Monday, January 21, 2013

The Jolly Scholar

Thwing Center
11111 Euclid Ave
Cleveland, OH 44106
(216) 368-0090

by Beau Cadiyo

I prided myself, for a long time, on the fact that nobody I knew ever died.  It was true - I knew OF people who had died, like Abraham Lincoln and Jesus and Gandhi, but I didn't actually know anyone who had then died after I had met them.  Then, in college, another RA named Frank passed away after a long battle with eating disorders.  I got the news when we returned from summer break.  I wasn't close enough to her to be notified by the family or her friends or anything, but I remember thinking that her curly hair and blue eyes were gone, and her knee-high socks, and whatever spark there was in her body had died.  And life went on.

Google Voice transcribed the message this morning from Edward thus: "Hey, it's Drew.  Mr. So sad.  Smith College.  It, Hi it's me.  I was gimme a call, alright.  Yeah.  Bye bye."  The message itself was so garbled that I couldn't understand him either; what he was calling to tell me was that Frank Malde had hung himself this last weekend.

My favorite story about Frank Malde came after we got back to school after a long weekend - maybe fall break, maybe Thanksgiving.  He'd taken the opportunity to go up to Canada.  Frank was Indian, and had dark skin, and the ability to grow exceptionally long, thick, luxurious beards.  He'd grown his out, and so when he re-entered, he was subject to extra checks at the border because he was brown, had a beard and was traveling alone.  He was carrying his American passport, and when they asked him if he spoke English, he got angry.  He didn't show it, though.  Instead, he smiled a big, absurd, uncomprehending smile, the kind that lit up his face, and nodded his head, slowly, then vigorously.  They called over extra agents and asked again if he spoke English, and the new agents got the same response.  They pulled him out of the car and searched it while he was taken to a containment room.  Various translators kept coming in to try to talk to him, but he didn't respond to any of them; they found nothing in the car, and finally, after four, or perhaps seven, or perhaps thirteen hours, two agents were sitting across the table from him, talking frankly about the situation that they were in.  Frank piped up and asked, in perfect New England English, if he could use the bathroom, which made the agents jump up in shock and berate him for wasting their time.  They then got a lesson in institutional racism, and how to ask better questions beyond whether someone could speak English, and to trust the answers they were given, even if it was a nodding of the head.

When I got off the phone with Edward, I googled The Great Gatsby.  I went to the last chapter and scrolled down to Nick's conversation with Meyer Wolfsheim, and read,

“Let us learn to show our friendship for a man when he is alive and not after he is dead,” he suggested. “After that my own rule is to let everything alone.”
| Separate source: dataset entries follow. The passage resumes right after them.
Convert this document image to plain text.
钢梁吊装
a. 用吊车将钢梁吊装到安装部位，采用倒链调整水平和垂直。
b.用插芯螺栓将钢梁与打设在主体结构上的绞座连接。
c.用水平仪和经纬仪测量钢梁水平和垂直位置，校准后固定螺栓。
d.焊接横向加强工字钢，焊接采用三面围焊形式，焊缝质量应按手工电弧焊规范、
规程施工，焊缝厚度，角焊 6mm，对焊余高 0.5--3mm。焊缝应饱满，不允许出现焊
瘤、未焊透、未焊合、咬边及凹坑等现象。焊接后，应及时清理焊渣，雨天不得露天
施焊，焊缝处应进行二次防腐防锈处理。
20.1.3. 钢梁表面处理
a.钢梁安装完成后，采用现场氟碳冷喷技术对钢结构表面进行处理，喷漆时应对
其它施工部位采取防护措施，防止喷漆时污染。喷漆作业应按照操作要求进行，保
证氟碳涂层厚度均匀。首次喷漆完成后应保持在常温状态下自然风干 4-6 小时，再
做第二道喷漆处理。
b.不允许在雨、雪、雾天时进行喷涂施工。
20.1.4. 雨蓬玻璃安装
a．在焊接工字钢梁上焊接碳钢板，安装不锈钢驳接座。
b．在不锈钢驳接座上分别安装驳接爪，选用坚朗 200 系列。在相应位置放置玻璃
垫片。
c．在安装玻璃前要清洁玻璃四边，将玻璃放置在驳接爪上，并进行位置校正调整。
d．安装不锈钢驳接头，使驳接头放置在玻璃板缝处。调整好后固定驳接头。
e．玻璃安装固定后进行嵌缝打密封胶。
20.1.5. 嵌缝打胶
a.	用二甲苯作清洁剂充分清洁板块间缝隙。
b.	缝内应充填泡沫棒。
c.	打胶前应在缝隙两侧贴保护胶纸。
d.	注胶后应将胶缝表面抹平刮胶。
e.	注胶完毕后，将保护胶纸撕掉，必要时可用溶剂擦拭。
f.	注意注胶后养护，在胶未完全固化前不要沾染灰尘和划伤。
I remember laughing when Frank told his story, laughing so hard that tears streamed down my face, and how Frank seemed to see the whole thing as an opportunity to right injustice - he was just a citizen, making his way back into his country, and the problem was the border guards, and the system.  Then I remembered times at parties and school gatherings, where he was there having fun and was smart and only spoke when he had something interesting to say, which meant everything he said was interesting, and how whenever he spoke up in class, it invariably made the teacher either realize something new about the material or brought the discussion to a halt because there was nothing more to say on the matter when Frank was done talking.  I'm sad that I didn't stay in touch with him to let him know that I appreciated his friendship and the fact that I knew him, and I wonder how many people are out there who I similarly don't express enough appreciation for - people I'm close to, people I care about.
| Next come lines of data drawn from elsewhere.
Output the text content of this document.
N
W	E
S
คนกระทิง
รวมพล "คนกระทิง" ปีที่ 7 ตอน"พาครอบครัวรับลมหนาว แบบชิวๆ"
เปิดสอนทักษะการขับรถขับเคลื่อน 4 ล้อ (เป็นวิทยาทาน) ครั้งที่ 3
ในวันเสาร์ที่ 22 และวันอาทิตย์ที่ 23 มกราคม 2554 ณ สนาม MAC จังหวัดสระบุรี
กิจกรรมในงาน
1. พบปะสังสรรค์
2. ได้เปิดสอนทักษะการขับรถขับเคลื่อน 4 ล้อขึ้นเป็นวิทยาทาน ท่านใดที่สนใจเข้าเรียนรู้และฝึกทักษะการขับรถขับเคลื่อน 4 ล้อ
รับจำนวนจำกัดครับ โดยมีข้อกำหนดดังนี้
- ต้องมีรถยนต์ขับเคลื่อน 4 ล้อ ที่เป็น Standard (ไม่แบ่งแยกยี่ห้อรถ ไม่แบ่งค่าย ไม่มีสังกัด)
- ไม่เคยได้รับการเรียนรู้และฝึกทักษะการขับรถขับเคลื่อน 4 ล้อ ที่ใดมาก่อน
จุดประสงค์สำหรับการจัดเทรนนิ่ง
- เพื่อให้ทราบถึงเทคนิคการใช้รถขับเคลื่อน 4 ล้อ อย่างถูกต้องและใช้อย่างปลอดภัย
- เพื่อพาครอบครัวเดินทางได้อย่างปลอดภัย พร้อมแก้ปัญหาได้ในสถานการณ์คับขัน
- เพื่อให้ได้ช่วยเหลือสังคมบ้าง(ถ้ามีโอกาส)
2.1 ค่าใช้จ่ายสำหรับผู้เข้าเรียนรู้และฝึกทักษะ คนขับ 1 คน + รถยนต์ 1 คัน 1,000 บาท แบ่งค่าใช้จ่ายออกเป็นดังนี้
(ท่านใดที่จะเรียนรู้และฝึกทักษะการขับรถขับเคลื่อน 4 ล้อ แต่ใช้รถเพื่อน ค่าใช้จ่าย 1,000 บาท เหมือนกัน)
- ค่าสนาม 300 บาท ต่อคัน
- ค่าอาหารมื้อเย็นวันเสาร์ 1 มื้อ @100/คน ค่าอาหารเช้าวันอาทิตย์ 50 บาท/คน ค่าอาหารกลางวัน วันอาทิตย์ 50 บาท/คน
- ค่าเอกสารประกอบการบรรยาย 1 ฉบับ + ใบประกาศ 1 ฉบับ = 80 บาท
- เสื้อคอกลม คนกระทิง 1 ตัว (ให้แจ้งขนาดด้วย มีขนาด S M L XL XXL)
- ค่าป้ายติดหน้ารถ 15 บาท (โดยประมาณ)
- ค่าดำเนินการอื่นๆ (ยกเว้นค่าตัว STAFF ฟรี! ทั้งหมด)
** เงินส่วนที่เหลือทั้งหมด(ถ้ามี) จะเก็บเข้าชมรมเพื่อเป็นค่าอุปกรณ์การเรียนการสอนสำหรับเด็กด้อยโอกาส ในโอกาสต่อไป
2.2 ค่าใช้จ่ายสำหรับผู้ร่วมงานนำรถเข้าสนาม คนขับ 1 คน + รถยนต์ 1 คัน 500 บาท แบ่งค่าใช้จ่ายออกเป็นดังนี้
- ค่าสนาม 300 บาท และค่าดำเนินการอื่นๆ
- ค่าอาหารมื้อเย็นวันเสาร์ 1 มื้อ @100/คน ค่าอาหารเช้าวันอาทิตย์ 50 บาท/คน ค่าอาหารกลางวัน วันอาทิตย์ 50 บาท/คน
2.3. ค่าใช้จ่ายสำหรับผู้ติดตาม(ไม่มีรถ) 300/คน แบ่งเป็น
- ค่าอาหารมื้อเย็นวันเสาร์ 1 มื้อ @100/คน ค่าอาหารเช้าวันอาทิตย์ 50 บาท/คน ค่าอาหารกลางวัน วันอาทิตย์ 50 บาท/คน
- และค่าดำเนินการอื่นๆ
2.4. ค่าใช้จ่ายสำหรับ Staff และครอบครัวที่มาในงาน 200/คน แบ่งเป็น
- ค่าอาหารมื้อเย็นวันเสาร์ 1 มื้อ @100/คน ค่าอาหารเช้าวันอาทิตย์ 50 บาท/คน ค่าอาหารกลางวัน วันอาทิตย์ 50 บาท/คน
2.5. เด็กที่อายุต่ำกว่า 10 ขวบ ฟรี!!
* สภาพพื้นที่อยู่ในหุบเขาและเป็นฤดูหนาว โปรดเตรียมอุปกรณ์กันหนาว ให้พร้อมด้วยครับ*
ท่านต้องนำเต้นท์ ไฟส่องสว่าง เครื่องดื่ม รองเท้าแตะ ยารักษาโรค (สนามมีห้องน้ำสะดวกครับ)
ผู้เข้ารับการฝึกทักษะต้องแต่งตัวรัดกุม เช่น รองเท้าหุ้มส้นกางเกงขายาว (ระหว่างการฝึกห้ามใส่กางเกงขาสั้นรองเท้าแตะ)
The burger at the Jolly Scholar is surprisingly good - we had one with bacon, cheese, and a bourbon barbecue sauce.  The pretzel roll was delicious.  The real winner, though, is the beer - they have exceptionally high-quality brew for student prices.  If you can deal with being around 20-somethings and feeling like you're out of your element, it's an exceptionally good place to go, and they're not nearly as snooty or expensive as Severance Hall.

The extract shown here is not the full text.